27/05/2011 - Press release

The 79th General Session of the World Assembly of OIE Delegates was held from 22 to 27 May 2011 in Paris (France). Two technical items of general interest were presented by rapporteurs chosen for their international competency: the contribution of veterinary activities to global food security for food derived from terrestrial animals, and implementation of a global strategy for FMD control.

Three researchers from CIRAD and another from INRA* presented the first item, "the contribution of veterinary activities to global food security for food derived from terrestrial animals". A summary is given below:

A griculture now faces the challenge of feeding nine billion people in forty years or so, while preserving the Earth's resources. The growth in demand for food in a context of global change calls for a major shift in practice, from a purely productivist agriculture to one centring on ecological intensification.

However, food security is not restricted to the quantitative aspect of food. True food security means guaranteed access to safe, nutritious food that satisfies people's needs and preferences and allows for an active, healthy life.

Animal production makes a major contribution as a source of nutritionally valuable energy, proteins and micro-nutrients, and by generating income for players involved in production, processing and marketing on a national and international level, and contributing to the GDP of the countries concerned.

Any health problems or contamination that occurs in animal production and supply chains therefore has complex repercussions all the way along the food chain, from production site to plate.

As a result, the veterinary sector is one of the guarantors of the stability and planned evolution of the global food system, through its operations at every stage of that system: production on farms, processing, and product distribution and marketing on a national and international level.

The answers to a questionnaire distributed by the OIE to veterinary services in its 178 member countries showed that all those countries had introduced an institutional, legislative and technical framework intended to structure veterinary operations. However, the funds and human resources allocated differ substantially between industrialized and developing countries, with chronic under-investment in the poorest countries, illustrated by the fact that for more than 60% of countries, annual State investment in the relevant fields amounts to less than US$ 2 per inhabitant.

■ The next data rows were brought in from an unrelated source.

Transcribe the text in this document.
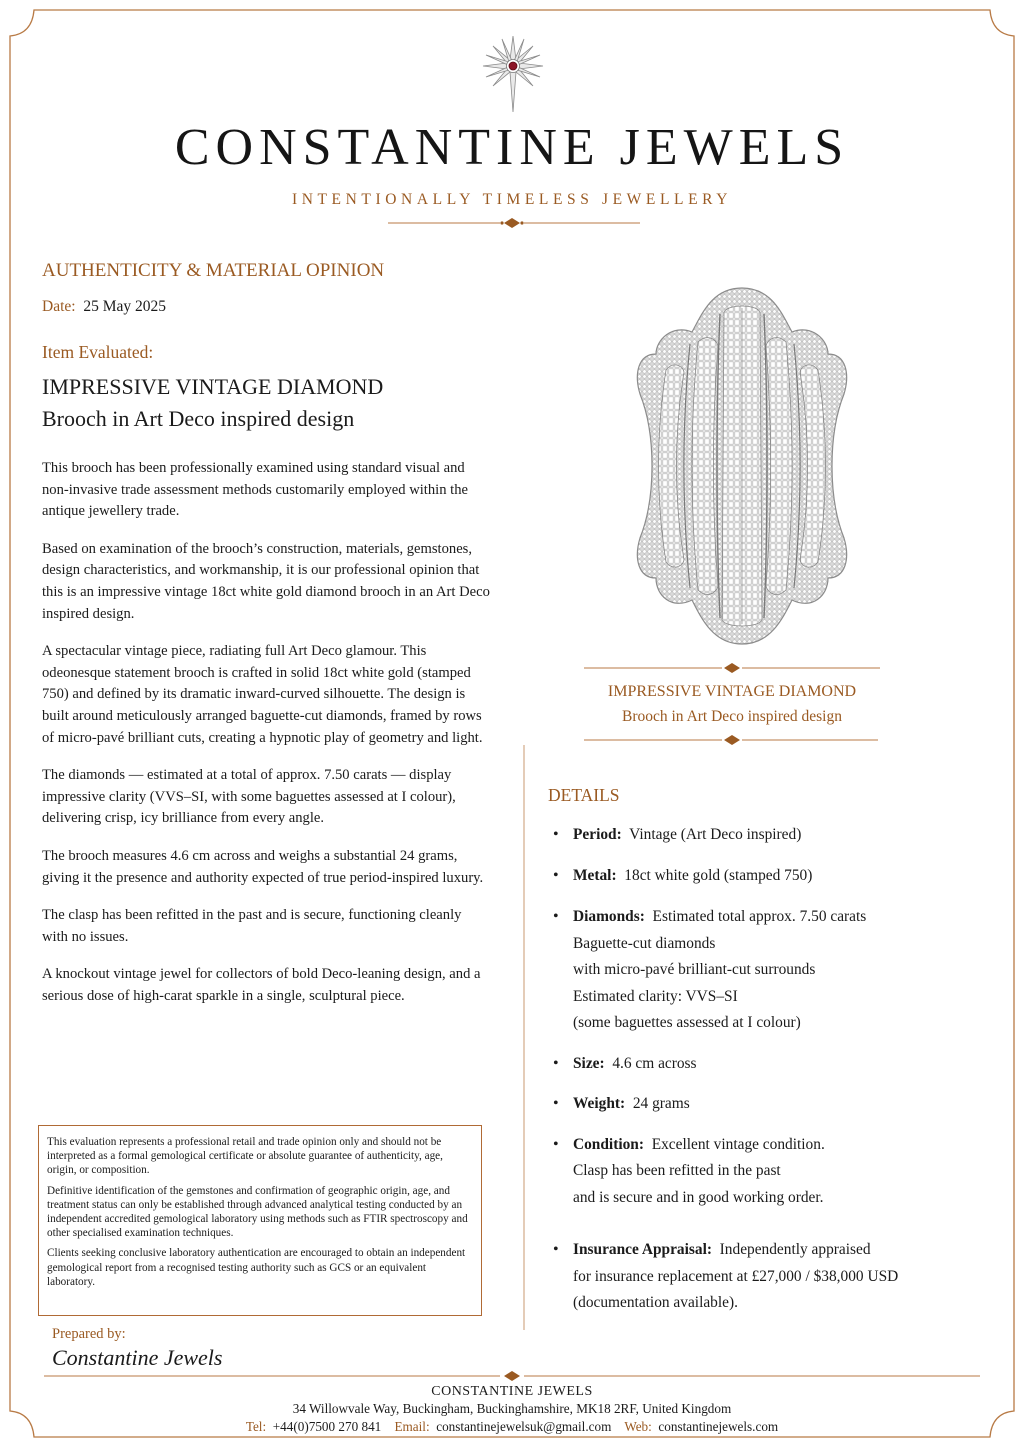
CONSTANTINE JEWELS
INTENTIONALLY TIMELESS JEWELLERY
AUTHENTICITY & MATERIAL OPINION
Date: 25 May 2025
Item Evaluated:
IMPRESSIVE VINTAGE DIAMOND
Brooch in Art Deco inspired design

This brooch has been professionally examined using standard visual and non-invasive trade assessment methods customarily employed within the antique jewellery trade.

Based on examination of the brooch’s construction, materials, gemstones, design characteristics, and workmanship, it is our professional opinion that this is an impressive vintage 18ct white gold diamond brooch in an Art Deco inspired design.

A spectacular vintage piece, radiating full Art Deco glamour. This odeonesque statement brooch is crafted in solid 18ct white gold (stamped 750) and defined by its dramatic inward-curved silhouette. The design is built around meticulously arranged baguette-cut diamonds, framed by rows of micro-pavé brilliant cuts, creating a hypnotic play of geometry and light.

The diamonds — estimated at a total of approx. 7.50 carats — display impressive clarity (VVS–SI, with some baguettes assessed at I colour), delivering crisp, icy brilliance from every angle.

The brooch measures 4.6 cm across and weighs a substantial 24 grams, giving it the presence and authority expected of true period-inspired luxury.

The clasp has been refitted in the past and is secure, functioning cleanly with no issues.

A knockout vintage jewel for collectors of bold Deco-leaning design, and a serious dose of high-carat sparkle in a single, sculptural piece.

This evaluation represents a professional retail and trade opinion only and should not be interpreted as a formal gemological certificate or absolute guarantee of authenticity, age, origin, or composition.

Definitive identification of the gemstones and confirmation of geographic origin, age, and treatment status can only be established through advanced analytical testing conducted by an independent accredited gemological laboratory using methods such as FTIR spectroscopy and other specialised examination techniques.

Clients seeking conclusive laboratory authentication are encouraged to obtain an independent gemological report from a recognised testing authority such as GCS or an equivalent laboratory.

Prepared by:
Constantine Jewels
IMPRESSIVE VINTAGE DIAMOND
Brooch in Art Deco inspired design
DETAILS
• Period: Vintage (Art Deco inspired)
• Metal: 18ct white gold (stamped 750)
• Diamonds: Estimated total approx. 7.50 carats
Baguette-cut diamonds
with micro-pavé brilliant-cut surrounds
Estimated clarity: VVS–SI
(some baguettes assessed at I colour)
• Size: 4.6 cm across
• Weight: 24 grams
• Condition: Excellent vintage condition.
Clasp has been refitted in the past
and is secure and in good working order.
• Insurance Appraisal: Independently appraised
for insurance replacement at £27,000 / $38,000 USD
(documentation available).
CONSTANTINE JEWELS
34 Willowvale Way, Buckingham, Buckinghamshire, MK18 2RF, United Kingdom
Tel: +44(0)7500 270 841 Email: constantinejewelsuk@gmail.com Web: constantinejewels.com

The main two categories of activities centring on animal health management and food safety are organized conventionally, with surveillance, control, traceability and laboratory analysis systems involving public and private partners. Their levels of activity and operationality, which depend directly on the resources allocated, also differ between rich and poor countries.
The view expressed by the majority of veterinary services surveyed was that their activities had a significant impact on food security, which was relatively homogeneous over the four components of food security: availability, accessibility, utilization and sustainability.
Almost all the countries wanted the OIE to work more closely with them in the field of food security while stepping up its work on the influence of animal production on environmental change.